Он принял душ, побрился и, уже испытывая нетерпение, достал записную книжку и стал накручивать диск допотопного черного телефона. Ашот даже не думал, что где-то еще остались такие раритеты. Но телефон работал, и он позвонил по старым номерам Барашкову и Тине, но никто, как назло, ему не ответил.

– Куда они все пропали? – Ашот испытал разочарование и снова вернулся в свою комнату, подошел к окну. Была уже середина дня, и московский двор оживился. Из школы возвращались дети – компания из трех ребят возбужденно жестикулировала, рассматривая какой-то журнал. К помойке подъехала машина, вывозящая мусор, и шофер стал менять мусорные контейнеры, а два узбека подгребали свалившийся мусор лопатами. Стая голубей, согнанная машиной, оживленно гулькала в стороне, ожидая новой порции пищевых отходов, а за ними с форточки дома напротив совершенно индифферентно наблюдали два одинаково полосатых кота.

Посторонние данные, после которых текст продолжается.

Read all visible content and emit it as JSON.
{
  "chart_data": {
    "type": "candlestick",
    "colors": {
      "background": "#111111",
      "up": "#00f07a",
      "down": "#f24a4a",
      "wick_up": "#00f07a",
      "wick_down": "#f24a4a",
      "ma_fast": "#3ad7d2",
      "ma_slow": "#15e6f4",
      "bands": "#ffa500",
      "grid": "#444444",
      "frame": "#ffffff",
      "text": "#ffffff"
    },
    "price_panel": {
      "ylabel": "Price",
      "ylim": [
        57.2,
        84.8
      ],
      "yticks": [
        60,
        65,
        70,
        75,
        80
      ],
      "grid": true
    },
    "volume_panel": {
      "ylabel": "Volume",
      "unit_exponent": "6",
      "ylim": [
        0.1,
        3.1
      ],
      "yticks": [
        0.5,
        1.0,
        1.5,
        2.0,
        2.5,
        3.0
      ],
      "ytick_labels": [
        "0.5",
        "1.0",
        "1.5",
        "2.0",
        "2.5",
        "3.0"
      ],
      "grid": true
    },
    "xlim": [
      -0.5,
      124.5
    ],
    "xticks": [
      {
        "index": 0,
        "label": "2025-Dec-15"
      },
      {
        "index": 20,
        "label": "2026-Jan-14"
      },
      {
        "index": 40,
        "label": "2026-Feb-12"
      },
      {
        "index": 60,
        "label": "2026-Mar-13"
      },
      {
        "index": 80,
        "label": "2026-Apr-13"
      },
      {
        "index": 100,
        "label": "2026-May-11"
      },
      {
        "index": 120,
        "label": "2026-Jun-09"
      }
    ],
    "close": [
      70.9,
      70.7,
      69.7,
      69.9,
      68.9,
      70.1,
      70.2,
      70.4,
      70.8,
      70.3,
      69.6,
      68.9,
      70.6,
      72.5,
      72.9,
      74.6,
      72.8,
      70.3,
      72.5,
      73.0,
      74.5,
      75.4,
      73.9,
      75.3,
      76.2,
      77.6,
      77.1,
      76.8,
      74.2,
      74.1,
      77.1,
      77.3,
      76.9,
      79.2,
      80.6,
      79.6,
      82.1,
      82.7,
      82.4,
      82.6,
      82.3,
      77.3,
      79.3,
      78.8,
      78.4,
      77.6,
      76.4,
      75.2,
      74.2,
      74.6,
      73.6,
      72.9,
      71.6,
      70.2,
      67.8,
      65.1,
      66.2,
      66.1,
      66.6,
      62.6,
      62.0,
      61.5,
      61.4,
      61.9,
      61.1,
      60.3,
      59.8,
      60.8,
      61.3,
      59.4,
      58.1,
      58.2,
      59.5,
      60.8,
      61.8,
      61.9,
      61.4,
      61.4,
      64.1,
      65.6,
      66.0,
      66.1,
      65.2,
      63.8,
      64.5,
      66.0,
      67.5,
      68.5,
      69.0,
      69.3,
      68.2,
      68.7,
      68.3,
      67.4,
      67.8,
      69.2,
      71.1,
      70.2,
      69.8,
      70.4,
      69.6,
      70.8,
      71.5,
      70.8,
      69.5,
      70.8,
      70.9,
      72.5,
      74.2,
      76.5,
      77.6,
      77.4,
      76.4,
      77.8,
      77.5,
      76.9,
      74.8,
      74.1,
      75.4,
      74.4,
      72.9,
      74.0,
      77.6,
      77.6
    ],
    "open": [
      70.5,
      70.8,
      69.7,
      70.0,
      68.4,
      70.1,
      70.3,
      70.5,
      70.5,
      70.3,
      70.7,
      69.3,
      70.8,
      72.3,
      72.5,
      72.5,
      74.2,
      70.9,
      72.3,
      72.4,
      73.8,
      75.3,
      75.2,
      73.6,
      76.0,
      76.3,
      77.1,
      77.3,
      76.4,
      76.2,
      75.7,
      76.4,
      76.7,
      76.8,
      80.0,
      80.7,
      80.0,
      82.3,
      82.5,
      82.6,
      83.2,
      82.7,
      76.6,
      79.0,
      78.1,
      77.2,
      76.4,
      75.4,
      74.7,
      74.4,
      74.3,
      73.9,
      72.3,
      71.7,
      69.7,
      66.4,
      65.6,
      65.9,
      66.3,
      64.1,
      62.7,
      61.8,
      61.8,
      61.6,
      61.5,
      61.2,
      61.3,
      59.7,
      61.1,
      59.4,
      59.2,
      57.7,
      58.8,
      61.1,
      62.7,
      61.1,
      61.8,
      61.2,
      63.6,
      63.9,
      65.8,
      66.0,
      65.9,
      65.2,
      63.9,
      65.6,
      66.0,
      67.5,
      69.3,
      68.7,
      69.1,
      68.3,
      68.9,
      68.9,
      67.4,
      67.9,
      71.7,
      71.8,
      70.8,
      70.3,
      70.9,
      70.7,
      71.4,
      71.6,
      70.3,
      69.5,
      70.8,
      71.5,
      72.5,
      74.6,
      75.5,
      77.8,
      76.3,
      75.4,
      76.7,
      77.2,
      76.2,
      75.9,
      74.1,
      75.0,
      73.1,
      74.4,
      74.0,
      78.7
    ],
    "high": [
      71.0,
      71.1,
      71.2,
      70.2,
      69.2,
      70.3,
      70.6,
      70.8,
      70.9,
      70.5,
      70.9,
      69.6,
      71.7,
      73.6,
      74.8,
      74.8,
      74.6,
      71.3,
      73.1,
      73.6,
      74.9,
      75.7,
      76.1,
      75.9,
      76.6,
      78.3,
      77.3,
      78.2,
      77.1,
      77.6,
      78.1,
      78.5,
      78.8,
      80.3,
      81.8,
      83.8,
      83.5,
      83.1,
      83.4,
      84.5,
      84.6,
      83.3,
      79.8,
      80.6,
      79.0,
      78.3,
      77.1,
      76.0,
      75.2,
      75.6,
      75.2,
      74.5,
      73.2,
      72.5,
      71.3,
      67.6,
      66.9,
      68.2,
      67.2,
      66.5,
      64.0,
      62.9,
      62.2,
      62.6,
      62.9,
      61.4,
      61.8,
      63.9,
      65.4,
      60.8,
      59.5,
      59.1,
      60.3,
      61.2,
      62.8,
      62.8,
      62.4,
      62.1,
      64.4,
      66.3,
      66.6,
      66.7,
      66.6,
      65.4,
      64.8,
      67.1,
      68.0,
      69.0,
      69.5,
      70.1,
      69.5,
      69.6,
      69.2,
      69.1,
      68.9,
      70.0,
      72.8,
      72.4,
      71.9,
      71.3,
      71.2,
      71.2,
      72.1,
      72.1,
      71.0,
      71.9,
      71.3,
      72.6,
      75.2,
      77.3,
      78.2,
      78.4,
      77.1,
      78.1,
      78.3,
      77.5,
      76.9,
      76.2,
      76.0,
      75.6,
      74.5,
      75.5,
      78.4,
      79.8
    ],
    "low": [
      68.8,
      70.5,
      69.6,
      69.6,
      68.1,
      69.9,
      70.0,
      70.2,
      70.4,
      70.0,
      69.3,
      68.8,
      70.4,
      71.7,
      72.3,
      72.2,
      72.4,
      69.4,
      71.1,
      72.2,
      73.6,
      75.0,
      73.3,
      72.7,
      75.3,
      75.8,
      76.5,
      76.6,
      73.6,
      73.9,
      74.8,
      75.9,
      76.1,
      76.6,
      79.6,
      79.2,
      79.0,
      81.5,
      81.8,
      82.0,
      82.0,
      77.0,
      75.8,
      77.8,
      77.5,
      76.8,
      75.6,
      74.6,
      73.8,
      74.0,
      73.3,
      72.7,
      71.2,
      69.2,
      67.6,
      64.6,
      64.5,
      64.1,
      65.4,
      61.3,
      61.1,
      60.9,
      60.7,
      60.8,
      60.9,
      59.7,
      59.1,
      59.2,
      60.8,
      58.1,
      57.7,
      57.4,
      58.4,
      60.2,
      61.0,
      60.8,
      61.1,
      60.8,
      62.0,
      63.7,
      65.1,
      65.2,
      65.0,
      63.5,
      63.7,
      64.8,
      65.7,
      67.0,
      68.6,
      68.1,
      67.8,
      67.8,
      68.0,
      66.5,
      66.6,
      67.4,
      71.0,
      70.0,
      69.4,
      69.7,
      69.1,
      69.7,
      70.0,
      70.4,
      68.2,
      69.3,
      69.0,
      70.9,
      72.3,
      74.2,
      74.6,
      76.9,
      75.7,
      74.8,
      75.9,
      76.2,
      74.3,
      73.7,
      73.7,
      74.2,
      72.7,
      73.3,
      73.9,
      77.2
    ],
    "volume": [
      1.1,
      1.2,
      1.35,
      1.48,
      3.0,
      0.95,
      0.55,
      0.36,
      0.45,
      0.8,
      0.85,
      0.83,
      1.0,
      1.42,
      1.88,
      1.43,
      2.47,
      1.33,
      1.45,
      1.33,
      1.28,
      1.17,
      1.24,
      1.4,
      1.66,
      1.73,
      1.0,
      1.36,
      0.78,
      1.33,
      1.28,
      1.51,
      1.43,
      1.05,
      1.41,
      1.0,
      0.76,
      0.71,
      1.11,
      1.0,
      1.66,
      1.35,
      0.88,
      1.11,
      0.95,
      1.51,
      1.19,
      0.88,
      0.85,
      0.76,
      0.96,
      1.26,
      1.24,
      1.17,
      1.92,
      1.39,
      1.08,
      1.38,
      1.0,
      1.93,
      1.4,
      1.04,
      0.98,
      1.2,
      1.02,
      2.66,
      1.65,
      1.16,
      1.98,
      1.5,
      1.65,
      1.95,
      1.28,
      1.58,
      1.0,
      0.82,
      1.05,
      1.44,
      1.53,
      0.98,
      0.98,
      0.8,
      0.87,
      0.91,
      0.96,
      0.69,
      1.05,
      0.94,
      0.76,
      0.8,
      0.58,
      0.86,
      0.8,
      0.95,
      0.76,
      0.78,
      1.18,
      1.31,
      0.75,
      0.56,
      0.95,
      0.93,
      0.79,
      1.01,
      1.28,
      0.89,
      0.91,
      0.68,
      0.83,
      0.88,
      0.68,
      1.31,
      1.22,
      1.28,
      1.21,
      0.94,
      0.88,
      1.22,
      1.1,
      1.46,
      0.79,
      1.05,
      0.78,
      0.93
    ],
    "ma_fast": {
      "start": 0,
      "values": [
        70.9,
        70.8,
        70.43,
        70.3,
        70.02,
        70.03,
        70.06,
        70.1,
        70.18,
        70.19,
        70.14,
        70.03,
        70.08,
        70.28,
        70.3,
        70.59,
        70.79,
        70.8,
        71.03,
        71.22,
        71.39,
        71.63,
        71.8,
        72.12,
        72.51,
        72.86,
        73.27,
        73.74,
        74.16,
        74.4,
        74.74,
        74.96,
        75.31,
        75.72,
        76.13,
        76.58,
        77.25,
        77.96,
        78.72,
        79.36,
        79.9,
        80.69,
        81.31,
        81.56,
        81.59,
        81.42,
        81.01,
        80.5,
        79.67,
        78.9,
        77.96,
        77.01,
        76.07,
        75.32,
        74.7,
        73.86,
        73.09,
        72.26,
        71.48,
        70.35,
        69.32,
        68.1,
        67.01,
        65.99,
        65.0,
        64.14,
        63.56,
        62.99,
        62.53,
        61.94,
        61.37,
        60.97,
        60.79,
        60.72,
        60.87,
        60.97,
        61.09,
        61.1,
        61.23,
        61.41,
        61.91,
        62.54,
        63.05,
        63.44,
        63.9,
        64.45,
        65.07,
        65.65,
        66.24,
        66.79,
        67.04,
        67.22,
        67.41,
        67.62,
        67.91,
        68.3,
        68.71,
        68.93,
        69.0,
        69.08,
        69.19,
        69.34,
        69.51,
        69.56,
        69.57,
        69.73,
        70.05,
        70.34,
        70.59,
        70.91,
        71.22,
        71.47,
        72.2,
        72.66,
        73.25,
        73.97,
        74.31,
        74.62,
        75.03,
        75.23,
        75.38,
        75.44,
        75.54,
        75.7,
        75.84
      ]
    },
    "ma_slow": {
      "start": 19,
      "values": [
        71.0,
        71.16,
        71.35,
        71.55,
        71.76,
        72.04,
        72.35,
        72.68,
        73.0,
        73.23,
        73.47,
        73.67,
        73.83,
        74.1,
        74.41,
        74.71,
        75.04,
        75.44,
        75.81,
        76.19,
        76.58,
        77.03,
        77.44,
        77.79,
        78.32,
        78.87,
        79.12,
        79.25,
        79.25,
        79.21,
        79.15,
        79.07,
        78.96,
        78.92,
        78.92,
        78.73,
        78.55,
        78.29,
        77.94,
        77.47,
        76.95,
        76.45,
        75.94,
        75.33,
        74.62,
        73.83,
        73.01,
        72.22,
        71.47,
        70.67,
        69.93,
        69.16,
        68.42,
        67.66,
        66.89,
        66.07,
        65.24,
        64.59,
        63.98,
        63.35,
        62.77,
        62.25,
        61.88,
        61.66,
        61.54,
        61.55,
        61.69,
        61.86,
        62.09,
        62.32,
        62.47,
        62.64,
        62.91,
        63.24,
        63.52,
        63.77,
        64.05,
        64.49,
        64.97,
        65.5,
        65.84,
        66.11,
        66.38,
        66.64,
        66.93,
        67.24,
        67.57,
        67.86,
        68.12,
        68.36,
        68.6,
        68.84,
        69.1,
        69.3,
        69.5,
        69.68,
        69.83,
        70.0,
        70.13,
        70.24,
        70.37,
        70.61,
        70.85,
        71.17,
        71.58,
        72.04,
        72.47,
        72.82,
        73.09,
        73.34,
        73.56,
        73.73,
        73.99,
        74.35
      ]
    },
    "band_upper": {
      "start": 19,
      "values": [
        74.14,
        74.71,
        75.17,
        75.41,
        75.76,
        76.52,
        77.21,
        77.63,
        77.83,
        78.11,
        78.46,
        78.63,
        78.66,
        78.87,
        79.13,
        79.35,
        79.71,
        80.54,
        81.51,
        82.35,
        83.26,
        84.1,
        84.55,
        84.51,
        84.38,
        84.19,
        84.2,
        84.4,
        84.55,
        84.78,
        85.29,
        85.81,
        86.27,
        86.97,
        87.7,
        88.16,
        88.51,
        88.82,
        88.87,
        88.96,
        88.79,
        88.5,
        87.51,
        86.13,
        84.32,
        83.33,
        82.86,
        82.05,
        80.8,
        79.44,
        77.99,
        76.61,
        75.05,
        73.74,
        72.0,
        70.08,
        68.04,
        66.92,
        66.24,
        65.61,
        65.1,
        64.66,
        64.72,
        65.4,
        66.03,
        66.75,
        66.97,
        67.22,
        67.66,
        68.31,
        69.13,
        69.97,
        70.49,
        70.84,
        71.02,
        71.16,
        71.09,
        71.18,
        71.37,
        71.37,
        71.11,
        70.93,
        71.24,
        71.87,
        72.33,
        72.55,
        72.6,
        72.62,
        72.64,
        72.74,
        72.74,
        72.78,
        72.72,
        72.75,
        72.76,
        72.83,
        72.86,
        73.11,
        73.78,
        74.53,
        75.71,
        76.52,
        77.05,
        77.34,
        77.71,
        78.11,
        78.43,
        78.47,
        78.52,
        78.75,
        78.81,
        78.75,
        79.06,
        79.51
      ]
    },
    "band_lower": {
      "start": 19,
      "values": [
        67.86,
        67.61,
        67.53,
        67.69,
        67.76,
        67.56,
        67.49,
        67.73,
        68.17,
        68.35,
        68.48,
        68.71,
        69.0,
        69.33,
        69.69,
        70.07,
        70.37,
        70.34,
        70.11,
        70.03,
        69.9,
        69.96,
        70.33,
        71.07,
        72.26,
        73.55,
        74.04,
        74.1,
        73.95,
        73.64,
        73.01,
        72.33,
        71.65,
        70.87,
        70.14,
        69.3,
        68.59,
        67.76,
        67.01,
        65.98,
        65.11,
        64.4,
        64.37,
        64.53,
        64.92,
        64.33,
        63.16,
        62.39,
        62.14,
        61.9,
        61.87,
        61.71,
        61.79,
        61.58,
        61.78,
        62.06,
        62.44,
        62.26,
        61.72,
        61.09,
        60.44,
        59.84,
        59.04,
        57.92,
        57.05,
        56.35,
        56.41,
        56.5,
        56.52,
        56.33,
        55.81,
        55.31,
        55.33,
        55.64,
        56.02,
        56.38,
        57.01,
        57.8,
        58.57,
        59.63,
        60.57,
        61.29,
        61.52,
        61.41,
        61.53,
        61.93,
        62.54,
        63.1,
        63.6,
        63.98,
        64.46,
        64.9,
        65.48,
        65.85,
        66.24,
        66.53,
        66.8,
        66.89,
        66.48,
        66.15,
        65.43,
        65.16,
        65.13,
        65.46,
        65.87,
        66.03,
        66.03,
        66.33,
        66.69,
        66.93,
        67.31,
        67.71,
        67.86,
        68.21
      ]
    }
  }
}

Юная девушка в маленькой машинке с двумя треугольниками «У» и двумя восклицательными знаками на заднем стекле безуспешно пыталась припарковаться к обочине между двумя внушительными внедорожниками. И весь этот обычный пейзаж рядового московского старого двора как бы сквозь дымку подсвечивало неяркое еще солнце. Ашот опять вспомнил зеленую лужайку Сусанниного дома, ее детей, уже с месяц возвращающихся из школы раздевшись, и ощутил потребность немедленно выйти из дома и вдохнуть московский воздух. Неважно – худший или лучший по сравнению с тем, что он оставил шестнадцать часов назад, но совершенно другой. Он быстро надел свою короткую курточку, замотал по самые уши шею старым красно-зеленым клетчатым шарфом, оставив снаружи только то, что находилось выше носа и курчавых бакенбард. И взглянув на себя в зеркало, в который раз убедился, что этот пестрый шарф вкупе с его кудрявыми волосами и от природы вытянутым носом здесь, в Москве, опять придал ему сходство с Александром Сергеевичем Пушкиным. А в Америке, может быть, потому, что никто там о Пушкине особенно не думает и не знает, сходство это как-то само собой нивелировалось.